IVF-ready embryos have been created using sperm from northern white rhinos in an unprecedented development that paves the way for the resurrection of the species. The sperm was used to fertilise eggs from the closely related southern variety, and the resulting hybrid embryos have been frozen for implantation into surrogate mothers.
Northern white rhinos were left functionally extinct after the last male, Sudan, passed away in March, but their tragic demise has stimulated efforts to develop technologies that can bring them back from the dead. Using IVF, the researchers hope to see the first northern white calf born for decades within the next three years.
The downward spiral of the rhinos caused by poaching in central Africa has been watched helplessly by scientists and conservationists for years. As numbers dwindled and the remaining rhinos struggled to reproduce, Thomas Hildebrandt and his team at the Leibniz Institute for Zoo and Wildlife Research in Berlin, Germany, collected semen from the last surviving males in the hope it could one day revive the northern whites. “We came to the point around 2008 that there was no chance to save this subspecies with the techniques we had available at that time,” he said.

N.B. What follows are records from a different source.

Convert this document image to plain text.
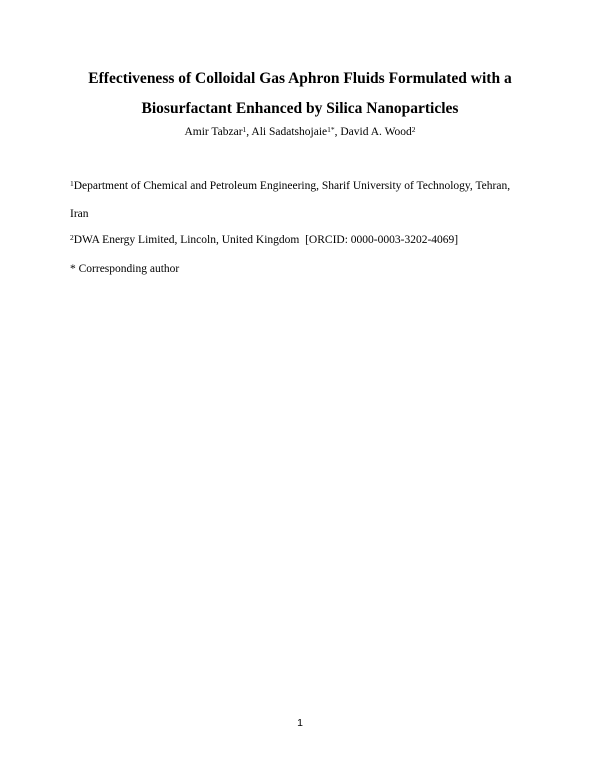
Effectiveness of Colloidal Gas Aphron Fluids Formulated with a
Biosurfactant Enhanced by Silica Nanoparticles
Amir Tabzar$^1$, Ali Sadatshojaie$^{1*}$, David A. Wood$^2$
$^1$Department of Chemical and Petroleum Engineering, Sharif University of Technology, Tehran,
Iran
$^2$DWA Energy Limited, Lincoln, United Kingdom  [ORCID: 0000-0003-3202-4069]
* Corresponding author
1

These fears were confirmed when tests revealed the only surviving northern whites — a mother and daughter named Najin and Fatu — had serious reproductive problems. That should have been the end but rapid advances in reproductive and stem cell science have given Hildebrandt and his international team of experts hope. Using techniques normally reserved for the creation of champion racehorses, the scientists used some of the preserved sperm to fertilise an egg extracted from a southern white female.
The trial served as a test before experimenting with precious eggs taken from northern whites. The next step is to gain permission from the authorities in Kenya — where Najin and Fatu currently reside — to perform the same
procedure using those eggs. Having created the first ever test tube rhino embryos, the scientists now see a clear path ahead to creating a new generation of northern whites using surrogate mothers in Africa, Europe and the US.
“We are quite confident with the technology,” said Hildebrandt, “We will start with a pure southern white rhino embryo in the next weeks and months to test the system, and after that is successful we will implant a northern white rhino into a surrogate mother. Our goal is that within three years we have the first northern white rhino calf born.”
Though there are risks associated with the extraction of eggs from adult rhinos, not least anaesthetising a 1,700kg mammal, the scientists are sure northern white calves produced this way will be perfectly healthy. “We make foals from the best champions around the world and they still become champions, so the fact the embryo is made in the laboratory doesn’t mean it’s a fake embryo,” said Cesare Galli, a veterinary medic who led the procedures at Avantea medical laboratory in Italy. These initial results were published in the journal Nature Communications.
In a separate venture, the scientists are aiming to produce new sperm and eggs from stem cells, which they hope to create using samples of skin and other tissues collected from 12 different northern whites. Though this approach will likely take up to a decade to yield results, the scientists consider it a crucial component in their long term strategy to create a healthy, genetically diverse rhino population.